Florence, who is African-American, had been stopped several times before, and he carried a letter to the effect that the fine, for fleeing a traffic stop several years earlier, had been paid.
His protest was in vain, however, and the trooper handcuffed him and took him to jail. At the time, the State Police were operating under a court order, because of allegations of past racial discrimination, that provided federal monitors to assess stops of minority drivers. But the propriety of the stop is not at issue, and Florence is not alleging racial discrimination.
In 1979, the Supreme Court upheld a blanket policy of conducting body cavity searches of prisoners who had had contact with visitors on the basis that the interaction with outsiders created the possibility that some prisoners had obtained something they shouldn’t have.

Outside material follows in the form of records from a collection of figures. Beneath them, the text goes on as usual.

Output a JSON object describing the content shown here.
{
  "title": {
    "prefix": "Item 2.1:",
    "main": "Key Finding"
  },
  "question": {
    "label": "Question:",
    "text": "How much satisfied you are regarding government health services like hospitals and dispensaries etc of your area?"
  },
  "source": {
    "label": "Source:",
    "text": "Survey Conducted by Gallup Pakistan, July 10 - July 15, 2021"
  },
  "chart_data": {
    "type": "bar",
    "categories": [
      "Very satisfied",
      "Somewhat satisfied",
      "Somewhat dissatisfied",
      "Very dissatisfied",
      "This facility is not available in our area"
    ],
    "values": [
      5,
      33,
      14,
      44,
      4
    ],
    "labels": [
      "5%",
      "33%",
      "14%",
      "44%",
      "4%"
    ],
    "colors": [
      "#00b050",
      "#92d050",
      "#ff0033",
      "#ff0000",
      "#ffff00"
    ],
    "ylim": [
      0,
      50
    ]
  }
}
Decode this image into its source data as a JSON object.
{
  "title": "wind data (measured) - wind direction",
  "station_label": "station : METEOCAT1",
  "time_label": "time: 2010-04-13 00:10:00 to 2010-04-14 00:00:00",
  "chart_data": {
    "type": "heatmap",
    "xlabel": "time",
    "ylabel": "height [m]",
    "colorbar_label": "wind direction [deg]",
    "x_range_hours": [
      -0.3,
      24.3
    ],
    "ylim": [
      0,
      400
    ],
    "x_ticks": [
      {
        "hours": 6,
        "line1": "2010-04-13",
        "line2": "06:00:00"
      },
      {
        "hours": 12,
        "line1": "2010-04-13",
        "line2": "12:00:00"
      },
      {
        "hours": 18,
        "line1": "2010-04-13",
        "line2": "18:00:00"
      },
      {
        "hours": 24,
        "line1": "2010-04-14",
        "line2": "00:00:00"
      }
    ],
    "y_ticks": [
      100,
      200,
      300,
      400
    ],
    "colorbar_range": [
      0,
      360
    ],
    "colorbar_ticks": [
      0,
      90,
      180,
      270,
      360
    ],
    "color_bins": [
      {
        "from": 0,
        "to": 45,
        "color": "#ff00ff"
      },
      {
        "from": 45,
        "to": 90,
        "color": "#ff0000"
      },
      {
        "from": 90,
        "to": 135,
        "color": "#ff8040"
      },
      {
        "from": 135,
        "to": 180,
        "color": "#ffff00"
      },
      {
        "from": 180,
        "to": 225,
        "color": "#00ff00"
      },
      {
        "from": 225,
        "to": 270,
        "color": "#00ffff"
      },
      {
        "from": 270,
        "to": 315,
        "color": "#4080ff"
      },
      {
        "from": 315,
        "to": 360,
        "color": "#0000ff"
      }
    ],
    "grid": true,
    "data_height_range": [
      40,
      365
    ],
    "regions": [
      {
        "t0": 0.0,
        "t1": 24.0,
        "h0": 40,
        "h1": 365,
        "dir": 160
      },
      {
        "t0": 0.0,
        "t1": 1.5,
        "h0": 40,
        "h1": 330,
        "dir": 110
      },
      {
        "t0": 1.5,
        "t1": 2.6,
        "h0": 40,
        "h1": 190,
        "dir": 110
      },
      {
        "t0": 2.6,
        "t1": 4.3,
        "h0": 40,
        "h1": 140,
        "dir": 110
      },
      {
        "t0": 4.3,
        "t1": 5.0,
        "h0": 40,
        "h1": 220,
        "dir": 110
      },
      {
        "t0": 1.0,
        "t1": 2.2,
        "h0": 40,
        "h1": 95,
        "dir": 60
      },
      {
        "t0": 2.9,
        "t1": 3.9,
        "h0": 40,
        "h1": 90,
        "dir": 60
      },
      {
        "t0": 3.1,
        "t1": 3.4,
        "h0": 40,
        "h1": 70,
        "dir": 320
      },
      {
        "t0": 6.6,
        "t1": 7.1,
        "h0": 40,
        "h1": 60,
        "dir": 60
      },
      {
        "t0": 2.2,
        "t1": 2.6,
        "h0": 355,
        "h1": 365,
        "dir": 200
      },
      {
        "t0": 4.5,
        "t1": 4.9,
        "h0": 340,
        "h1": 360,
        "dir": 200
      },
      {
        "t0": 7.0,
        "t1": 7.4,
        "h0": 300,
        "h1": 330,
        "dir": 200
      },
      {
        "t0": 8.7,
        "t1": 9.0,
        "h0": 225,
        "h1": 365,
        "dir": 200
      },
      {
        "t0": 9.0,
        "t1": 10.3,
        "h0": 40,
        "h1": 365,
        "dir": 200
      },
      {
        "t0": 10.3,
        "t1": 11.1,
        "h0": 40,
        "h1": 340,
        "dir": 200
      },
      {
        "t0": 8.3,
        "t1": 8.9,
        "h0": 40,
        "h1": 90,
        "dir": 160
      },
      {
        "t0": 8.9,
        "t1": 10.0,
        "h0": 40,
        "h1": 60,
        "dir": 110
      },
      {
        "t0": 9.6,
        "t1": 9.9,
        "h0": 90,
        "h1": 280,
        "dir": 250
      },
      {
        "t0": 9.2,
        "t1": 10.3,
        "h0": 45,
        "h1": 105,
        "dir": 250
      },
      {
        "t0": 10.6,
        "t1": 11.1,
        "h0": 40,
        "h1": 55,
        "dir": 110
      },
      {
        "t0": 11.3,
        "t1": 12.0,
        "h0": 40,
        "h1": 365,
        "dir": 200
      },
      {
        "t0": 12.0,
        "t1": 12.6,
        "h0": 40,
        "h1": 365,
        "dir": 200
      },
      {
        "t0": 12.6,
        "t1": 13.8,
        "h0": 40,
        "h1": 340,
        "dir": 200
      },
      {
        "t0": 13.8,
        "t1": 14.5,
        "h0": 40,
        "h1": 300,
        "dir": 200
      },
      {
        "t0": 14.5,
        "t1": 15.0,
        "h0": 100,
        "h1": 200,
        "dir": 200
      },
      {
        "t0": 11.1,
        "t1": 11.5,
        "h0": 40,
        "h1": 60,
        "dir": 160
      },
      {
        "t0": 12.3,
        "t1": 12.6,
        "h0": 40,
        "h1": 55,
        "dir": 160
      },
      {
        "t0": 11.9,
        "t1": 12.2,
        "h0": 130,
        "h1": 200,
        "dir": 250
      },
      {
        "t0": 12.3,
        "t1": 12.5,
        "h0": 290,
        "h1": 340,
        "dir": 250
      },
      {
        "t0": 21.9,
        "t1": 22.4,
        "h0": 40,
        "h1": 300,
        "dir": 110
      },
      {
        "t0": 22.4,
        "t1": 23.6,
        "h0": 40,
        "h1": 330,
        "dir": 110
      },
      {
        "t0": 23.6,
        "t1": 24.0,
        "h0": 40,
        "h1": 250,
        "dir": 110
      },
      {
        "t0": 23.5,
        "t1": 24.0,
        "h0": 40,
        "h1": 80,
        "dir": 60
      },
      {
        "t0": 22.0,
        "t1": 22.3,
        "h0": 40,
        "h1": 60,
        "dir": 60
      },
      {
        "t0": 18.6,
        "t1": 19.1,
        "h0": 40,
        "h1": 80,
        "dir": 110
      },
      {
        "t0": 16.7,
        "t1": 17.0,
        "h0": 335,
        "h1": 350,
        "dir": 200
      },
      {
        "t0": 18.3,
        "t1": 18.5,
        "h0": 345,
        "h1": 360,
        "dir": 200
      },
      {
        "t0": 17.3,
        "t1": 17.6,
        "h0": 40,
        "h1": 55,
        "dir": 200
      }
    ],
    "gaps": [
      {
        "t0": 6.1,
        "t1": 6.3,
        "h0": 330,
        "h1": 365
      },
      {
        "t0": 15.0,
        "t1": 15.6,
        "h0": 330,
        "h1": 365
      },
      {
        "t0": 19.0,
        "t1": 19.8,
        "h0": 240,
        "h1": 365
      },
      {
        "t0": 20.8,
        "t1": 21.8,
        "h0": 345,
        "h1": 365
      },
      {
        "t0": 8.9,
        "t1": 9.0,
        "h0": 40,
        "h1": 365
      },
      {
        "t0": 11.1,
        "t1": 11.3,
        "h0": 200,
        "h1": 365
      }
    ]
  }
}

For the next 30 or so years, appeals courts applying the high court ruling held uniformly that strip searches without suspicion violated the Constitution.
But since 2008 — in the first appellate rulings on the issue since the Sept. 11 attacks — appeals courts in Atlanta, Philadelphia and San Francisco have decided that a need by authorities to maintain security justified a wide-ranging search policy, no matter the reason for someone’s detention.
The high court upheld the ruling from the Philadelphia court, the 3rd U.S. Circuit Court of Appeals.
The case is Florence v. Board of Chosen Freeholders of County of Burlington, 10-945.